In einem aktuellen ZEIT-Interview betont der Vizepräsident des Deutschen Bundestages und Sprecher der Christinnen und Christen in der SPD, Wolfgang Thierse, dass „ohne Glauben kein Staat zu machen sei“. Hierbei ergreift er wieder einmal Partei für eine moralisch-staatstragende Funktionalität, die er Religionen zuschreibt. Diese erst halten gegenüber säkularen oder laizistischen Staatsmodellen orientierende Werte bereit, welche „die Politik von Erlösungserwartungen entlasten“.

Religionen als solche Wertstoffhöfe „sind unersetzlich“, denn ein Säkularer Staat kann die übergeordneten Werte wie Freiheit, Solidarität und Gerechtigkeit weder als solche verhandeln noch diese lebendig vermitteln. Erst Religionen befassen sich mit dem, „was wichtig ist im Leben und was weniger wichtig.“  Für Thierse ermöglichen sie erst über Sprache, Verfassung, soziale Beziehungen, Arbeit und Märkte hinaus jene Vorstellungen, die für gesellschaftlichen Zusammenhalt sorgen.

Thierse beschreibt damit die Religion zur eigenen Voraussetzung ihrer Voraussetzungshaftigkeit, da erst durch sie jene gesellschaftlichen Verhältnisse wie Solidarität und Freiheit zum Zuge kommen, die sie wiederum bedingen. Selbst wenn einer solch kryptotheologischen Voraussetzungsbeziehung noch nach dem Munde geredet werden kann, zeigt sich spätestens bei seinen Einlassungen über das Grundgesetz, dass er über eigene Ansichten der Staatsordnung als „ausgleichendes Regelwerk“ hinausgeht.

„Das Grundgesetz wurde von Menschen gemacht, die in ihrer großen Mehrheit religiös geprägt waren. Es hat eine christliche Vorgeschichte. In ihm ist Religiosität anwesend, aber so, dass Andersgläubige nicht ausgeschlossen werden.“

Für den streitbaren Katholiken werden historisch bedingte Sozialisationen zu religiösen Prägungen, die bei allen Müttern wie Vätern des Grundgesetzes gleichermaßen Geltung gefunden haben sollen. Ob das auch für die kommunistischen Vertreter galt? Hinzu nicht irgendeine religiöse oder diffuse Prägung, sondern eine klar christliche, die als „Vorgeschichte“ vielleicht sogar jene Ursache gewesen ist, die zu dieser Staatsordnung führte? Es gilt die christozentrische Gleichmacherei, die eine Religiosität als mentale Tatsache ansieht, diese mit möglicher Sozialisation in christlich dominierten Milieus gleichsetzt und zudem noch als Ideengeschichte kausal konzipiert.

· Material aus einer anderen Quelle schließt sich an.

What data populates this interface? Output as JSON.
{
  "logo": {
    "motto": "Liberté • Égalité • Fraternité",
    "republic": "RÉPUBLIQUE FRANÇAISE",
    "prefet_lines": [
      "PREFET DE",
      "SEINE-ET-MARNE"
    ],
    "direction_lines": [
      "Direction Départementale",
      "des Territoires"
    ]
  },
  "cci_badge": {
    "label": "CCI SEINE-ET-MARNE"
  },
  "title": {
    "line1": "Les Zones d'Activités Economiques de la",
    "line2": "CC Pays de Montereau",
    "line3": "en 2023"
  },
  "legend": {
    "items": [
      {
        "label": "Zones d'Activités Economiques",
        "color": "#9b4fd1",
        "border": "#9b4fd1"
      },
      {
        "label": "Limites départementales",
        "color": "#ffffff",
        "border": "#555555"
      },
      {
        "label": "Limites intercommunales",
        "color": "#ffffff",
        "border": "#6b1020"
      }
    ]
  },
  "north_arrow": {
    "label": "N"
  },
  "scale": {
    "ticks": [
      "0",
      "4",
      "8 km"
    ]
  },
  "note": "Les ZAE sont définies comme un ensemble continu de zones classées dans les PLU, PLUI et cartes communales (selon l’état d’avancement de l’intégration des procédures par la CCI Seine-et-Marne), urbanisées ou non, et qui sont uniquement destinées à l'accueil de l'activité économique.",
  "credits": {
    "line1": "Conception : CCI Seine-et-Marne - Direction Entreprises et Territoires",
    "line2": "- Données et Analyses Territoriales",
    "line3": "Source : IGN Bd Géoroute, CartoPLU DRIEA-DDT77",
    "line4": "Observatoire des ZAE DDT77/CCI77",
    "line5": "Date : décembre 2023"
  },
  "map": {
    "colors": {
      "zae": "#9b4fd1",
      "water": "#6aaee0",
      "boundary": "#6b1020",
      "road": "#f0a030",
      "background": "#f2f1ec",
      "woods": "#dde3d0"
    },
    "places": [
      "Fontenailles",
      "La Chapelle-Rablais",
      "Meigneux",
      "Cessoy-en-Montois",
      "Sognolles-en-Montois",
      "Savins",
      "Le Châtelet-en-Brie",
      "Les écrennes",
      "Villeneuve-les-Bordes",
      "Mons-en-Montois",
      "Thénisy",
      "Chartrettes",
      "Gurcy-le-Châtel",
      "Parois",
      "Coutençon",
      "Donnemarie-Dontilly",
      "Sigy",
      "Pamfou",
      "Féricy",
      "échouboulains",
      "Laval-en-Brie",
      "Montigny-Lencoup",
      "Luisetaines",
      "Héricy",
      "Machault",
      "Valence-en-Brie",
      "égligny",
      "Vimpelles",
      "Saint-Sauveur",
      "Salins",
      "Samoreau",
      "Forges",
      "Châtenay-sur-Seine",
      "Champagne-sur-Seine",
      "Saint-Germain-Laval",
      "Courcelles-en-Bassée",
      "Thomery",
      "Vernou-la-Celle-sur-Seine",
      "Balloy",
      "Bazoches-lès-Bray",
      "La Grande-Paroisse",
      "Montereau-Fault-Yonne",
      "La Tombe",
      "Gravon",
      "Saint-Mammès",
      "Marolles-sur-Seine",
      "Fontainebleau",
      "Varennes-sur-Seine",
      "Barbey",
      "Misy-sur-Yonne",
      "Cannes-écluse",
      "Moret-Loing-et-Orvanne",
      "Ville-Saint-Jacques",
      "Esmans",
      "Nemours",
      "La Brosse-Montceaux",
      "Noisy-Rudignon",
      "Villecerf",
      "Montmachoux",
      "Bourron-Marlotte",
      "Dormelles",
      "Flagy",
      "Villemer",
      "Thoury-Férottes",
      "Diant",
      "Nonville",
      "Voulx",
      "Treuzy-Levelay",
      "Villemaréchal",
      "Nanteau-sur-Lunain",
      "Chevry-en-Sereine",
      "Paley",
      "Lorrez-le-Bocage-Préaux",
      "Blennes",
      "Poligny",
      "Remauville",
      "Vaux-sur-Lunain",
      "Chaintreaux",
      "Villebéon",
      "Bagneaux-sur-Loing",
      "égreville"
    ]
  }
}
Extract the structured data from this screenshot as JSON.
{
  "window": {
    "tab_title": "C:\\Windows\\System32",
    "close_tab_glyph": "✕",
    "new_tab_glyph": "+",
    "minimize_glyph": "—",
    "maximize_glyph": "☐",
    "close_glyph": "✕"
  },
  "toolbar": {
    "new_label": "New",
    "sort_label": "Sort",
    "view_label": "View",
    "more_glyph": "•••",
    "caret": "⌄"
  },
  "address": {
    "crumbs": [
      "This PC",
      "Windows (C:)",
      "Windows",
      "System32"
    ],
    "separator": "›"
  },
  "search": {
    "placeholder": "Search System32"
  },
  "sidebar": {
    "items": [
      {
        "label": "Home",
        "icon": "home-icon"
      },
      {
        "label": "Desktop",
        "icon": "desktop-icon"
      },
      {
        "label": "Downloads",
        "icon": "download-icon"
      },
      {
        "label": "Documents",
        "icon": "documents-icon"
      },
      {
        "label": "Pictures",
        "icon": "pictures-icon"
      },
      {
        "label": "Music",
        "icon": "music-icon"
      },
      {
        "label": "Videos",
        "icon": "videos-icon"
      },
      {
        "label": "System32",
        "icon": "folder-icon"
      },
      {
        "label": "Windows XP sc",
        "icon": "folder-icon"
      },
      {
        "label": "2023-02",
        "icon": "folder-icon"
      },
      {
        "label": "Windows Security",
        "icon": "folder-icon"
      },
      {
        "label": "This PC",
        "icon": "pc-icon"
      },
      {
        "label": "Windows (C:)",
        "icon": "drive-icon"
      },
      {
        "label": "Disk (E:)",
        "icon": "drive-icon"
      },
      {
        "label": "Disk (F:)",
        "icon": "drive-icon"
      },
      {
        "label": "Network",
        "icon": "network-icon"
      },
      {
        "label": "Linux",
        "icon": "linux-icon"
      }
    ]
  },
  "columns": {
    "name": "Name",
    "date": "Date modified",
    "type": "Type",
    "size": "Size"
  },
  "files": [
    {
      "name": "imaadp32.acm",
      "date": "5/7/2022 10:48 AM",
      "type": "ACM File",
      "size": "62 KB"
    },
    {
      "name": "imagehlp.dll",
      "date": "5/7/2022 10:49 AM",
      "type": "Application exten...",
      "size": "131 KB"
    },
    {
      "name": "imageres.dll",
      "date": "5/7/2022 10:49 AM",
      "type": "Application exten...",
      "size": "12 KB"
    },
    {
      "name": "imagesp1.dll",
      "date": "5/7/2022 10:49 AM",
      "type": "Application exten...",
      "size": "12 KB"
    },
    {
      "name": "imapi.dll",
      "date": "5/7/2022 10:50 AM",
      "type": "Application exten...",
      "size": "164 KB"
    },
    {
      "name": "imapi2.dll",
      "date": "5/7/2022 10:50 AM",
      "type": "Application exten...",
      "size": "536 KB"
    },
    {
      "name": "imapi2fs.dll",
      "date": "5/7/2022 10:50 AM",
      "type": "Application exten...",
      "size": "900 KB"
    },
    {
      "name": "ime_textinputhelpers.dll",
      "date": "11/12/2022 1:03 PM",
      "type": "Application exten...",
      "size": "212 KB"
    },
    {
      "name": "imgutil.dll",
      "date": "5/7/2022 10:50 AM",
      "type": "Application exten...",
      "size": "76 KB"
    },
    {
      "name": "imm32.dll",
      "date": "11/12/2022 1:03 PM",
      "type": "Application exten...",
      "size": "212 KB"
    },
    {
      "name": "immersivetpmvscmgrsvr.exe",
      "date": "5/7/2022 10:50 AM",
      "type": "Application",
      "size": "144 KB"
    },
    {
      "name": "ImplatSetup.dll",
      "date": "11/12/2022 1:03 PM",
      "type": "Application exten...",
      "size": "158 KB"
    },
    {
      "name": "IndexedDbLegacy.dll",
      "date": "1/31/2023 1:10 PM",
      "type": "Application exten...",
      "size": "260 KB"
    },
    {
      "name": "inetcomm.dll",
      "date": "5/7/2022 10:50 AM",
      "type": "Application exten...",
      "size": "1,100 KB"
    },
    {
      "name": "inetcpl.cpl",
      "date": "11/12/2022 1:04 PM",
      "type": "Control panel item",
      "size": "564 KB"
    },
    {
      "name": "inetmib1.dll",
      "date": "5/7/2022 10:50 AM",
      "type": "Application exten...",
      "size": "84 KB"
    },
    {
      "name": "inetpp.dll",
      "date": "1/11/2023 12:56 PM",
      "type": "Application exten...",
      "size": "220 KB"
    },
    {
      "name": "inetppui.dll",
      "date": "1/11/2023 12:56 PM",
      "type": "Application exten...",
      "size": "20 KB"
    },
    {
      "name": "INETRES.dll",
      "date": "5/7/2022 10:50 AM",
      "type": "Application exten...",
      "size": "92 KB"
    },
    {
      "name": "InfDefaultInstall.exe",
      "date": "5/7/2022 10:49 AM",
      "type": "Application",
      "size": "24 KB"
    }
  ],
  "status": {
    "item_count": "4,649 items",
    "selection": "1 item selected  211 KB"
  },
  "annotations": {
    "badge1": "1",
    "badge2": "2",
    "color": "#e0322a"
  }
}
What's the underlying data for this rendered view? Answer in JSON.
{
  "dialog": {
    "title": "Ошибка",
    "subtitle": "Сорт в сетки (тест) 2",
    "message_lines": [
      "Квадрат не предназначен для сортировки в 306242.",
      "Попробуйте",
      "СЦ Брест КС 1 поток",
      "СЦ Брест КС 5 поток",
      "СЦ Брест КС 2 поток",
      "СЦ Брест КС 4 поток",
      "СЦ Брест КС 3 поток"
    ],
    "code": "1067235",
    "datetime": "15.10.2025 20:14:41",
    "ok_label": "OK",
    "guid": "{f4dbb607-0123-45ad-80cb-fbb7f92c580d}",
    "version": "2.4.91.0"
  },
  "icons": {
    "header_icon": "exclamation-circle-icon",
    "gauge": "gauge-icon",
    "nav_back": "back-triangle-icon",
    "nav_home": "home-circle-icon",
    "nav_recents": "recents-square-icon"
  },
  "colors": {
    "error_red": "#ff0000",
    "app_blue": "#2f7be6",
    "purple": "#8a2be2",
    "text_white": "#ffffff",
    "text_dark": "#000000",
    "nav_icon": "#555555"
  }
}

Eine solche Verreinnahmung des Grundgesetzes als kulturelle Ableitung von christlicher Geistesgeschichte kann die Auseinandersetzungen mit atheistisch-agnostischen Positionen bloß noch als Geplänkel abtun. Die Tradition der Aufklärung wird zur reinen Bewährungsprobe für einen selbstverständlichen wie selbstreferentiellen christlichen Glauben, der als Religion gar der geheime Schöpfer des Grundgesetzes gewesen sein soll. Erst auf dieser ideologischen Basis kann es schließlich vermittelnd die Spielregeln gesellschaftlichen Zusammenlebens garantieren, die wiederum keine weltanschauliche Gefolgschaft einfordern.

An diesen Stellen wird der sozialfunktionale Blick auf Religion überfordert, diese fast schon substantiell zur Voraussetzung einer Gesellschaft gemacht, deren Wertefundament für Thierse gerade nicht auf einem säkularen Modell allein ruhen kann. Mehr noch, gerade der säkulare Staat fordert ein religiöses Bedürfnis heraus, das Mittel wie Zweck für Solidarität darstellt. Menschen mit einer entsprechenden Einstellung werden in der pluralistischen, heterogenen Gesellschaft deshalb geschätzt und stehen als lebendige Akteure einer sonst unabdingbaren Konzentration auf Einzelinteressen entgegen.

Es verwundert nicht, dass zugleich alternative Konzepte kulturwissenschaftlichen Unterrichtes über Religionen genau jener kausal-moralischen Prämisse entbehren, welche die Religionsgemeinschaften verkörpern, die durch diese Verkörperung allein schon „so unendlich viel für unsere Gesellschaft leisten.“ Die Möglichkeiten einer bekenntnisfreien Vermittlung von Wissen über Religionen werden den negativen Auswirkungen für die Religionsgemeinschaften untergeordnet. Oder gar deren Interessen?

Das angebliche Streitgespräch mit Thierse verdeutlicht die Widersprüche, in die sich Herr Thierse verstrickt: 1) Er postuliert Religionen als Voraussetzungen für Wertebegründungen, aus diesen jene wiederum ihre Legitimation enthalten, 2) führt die Staatsordnung auf christliche Prägungen und religiöse Sozialisationen zurück sowie 3) stellt Alternativen und säkulare Konzepte als moralisch mangelhaft oder höchstens moderierend dar.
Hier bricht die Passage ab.